Moon: RPG Remix Adventure

Also on: PlayStation (Japan only)

  Moon first released for the PlayStation in 1997, exclusively in Japan, and has long been lauded as a lost classic--finally being able to play the game with an English translation is a very special experience. The game is a sort-of anti-RPG, in which a small boy is sucked into the TV after playing a stock-standard JRPG, and finds himself trapped in a world that an overpowered hero is tearing through. It's up to you to seek "love" in the world, which involves not only a lot of obtuse puzzle-solving, but also cleaning up the mess left behind by the hero by reuniting the souls of his vanquished foes with their bodies.

  Moon shows its age in some ways, but in others it feels like something brand new. The gorgeous graphics still look fantastic thanks to some upscaling efforts, and the game, which is essentially an adventure game set in an RPG world, is reminiscent of numerous modern indies that have played with genre conventions. Some of the puzzle solutions are a bit esoteric, but as you wander around the game world, taking in all the sights, meeting its colorful cast, and reading through the game's hilarious script, it's hard not to fall in love with Moon.

  The game's full manual has been released online, which is helpful when you're wrapping your head around how it plays (only 90s kids will remember needing to read the manual).

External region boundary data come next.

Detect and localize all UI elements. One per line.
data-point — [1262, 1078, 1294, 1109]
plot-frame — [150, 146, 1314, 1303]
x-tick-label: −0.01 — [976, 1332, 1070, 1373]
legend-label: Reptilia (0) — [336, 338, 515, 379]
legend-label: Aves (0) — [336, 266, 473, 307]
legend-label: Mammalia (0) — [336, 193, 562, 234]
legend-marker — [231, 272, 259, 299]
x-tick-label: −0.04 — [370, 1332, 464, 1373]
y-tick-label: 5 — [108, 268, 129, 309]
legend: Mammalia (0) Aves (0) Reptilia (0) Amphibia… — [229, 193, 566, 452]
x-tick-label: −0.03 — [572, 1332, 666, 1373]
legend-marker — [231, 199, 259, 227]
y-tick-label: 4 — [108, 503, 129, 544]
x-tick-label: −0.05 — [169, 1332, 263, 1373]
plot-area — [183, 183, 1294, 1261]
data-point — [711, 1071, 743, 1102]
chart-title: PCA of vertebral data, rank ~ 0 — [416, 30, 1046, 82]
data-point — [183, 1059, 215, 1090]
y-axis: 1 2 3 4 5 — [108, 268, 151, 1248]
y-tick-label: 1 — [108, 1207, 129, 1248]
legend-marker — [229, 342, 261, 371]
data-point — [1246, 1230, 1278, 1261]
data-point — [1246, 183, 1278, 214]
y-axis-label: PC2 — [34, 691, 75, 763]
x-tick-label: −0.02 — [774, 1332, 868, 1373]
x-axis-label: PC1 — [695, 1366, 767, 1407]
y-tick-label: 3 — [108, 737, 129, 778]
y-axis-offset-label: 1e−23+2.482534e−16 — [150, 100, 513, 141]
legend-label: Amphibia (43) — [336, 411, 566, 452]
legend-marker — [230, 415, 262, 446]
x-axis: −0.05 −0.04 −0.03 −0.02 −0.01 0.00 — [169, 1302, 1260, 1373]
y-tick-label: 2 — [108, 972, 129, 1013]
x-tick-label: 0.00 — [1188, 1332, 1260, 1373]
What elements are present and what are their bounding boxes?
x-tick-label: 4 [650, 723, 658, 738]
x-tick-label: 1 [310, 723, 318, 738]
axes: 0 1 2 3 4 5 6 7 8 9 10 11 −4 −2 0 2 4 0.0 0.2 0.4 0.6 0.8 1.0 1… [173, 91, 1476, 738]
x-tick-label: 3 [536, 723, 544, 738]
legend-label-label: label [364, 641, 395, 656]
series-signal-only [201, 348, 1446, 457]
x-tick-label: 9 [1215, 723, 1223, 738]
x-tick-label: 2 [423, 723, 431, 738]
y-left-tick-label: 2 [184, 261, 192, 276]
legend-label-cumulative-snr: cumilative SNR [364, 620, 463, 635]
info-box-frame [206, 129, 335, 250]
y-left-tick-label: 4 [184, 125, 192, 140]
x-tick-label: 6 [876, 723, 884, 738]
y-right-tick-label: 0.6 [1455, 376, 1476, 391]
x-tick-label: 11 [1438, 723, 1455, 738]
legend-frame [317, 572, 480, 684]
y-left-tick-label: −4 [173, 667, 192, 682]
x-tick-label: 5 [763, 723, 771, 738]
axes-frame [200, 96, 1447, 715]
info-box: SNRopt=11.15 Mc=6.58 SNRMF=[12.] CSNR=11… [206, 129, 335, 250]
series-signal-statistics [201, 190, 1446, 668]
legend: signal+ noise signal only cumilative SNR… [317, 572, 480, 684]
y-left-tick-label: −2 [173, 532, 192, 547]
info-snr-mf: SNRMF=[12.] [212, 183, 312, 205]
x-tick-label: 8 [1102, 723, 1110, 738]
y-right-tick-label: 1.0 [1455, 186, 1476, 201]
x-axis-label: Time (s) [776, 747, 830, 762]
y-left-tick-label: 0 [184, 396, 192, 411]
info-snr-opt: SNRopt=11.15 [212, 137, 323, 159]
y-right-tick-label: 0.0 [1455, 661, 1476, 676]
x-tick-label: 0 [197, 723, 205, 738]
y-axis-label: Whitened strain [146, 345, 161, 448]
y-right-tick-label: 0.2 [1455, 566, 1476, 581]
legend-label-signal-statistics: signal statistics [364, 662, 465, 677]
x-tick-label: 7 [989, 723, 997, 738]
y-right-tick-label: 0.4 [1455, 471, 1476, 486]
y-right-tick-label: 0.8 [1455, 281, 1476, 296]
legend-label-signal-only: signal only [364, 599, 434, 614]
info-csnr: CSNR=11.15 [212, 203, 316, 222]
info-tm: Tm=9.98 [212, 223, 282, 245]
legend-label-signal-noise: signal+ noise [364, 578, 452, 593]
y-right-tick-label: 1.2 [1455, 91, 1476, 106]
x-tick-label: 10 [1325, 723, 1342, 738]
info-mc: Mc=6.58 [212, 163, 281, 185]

Your character has a stamina meter that increases as they gain more love, meaning you can stay out longer, and travel further from home. You need to go to bed every night before the meter dries up and you pass out, otherwise you lose the progress made since you last slept--an interesting mechanic, one that gives the game a real sense of rhythm. Moon took a long time to come out in English, but it has lost none of its charm since the original release--it''s a sweet, weird, totally singular experience.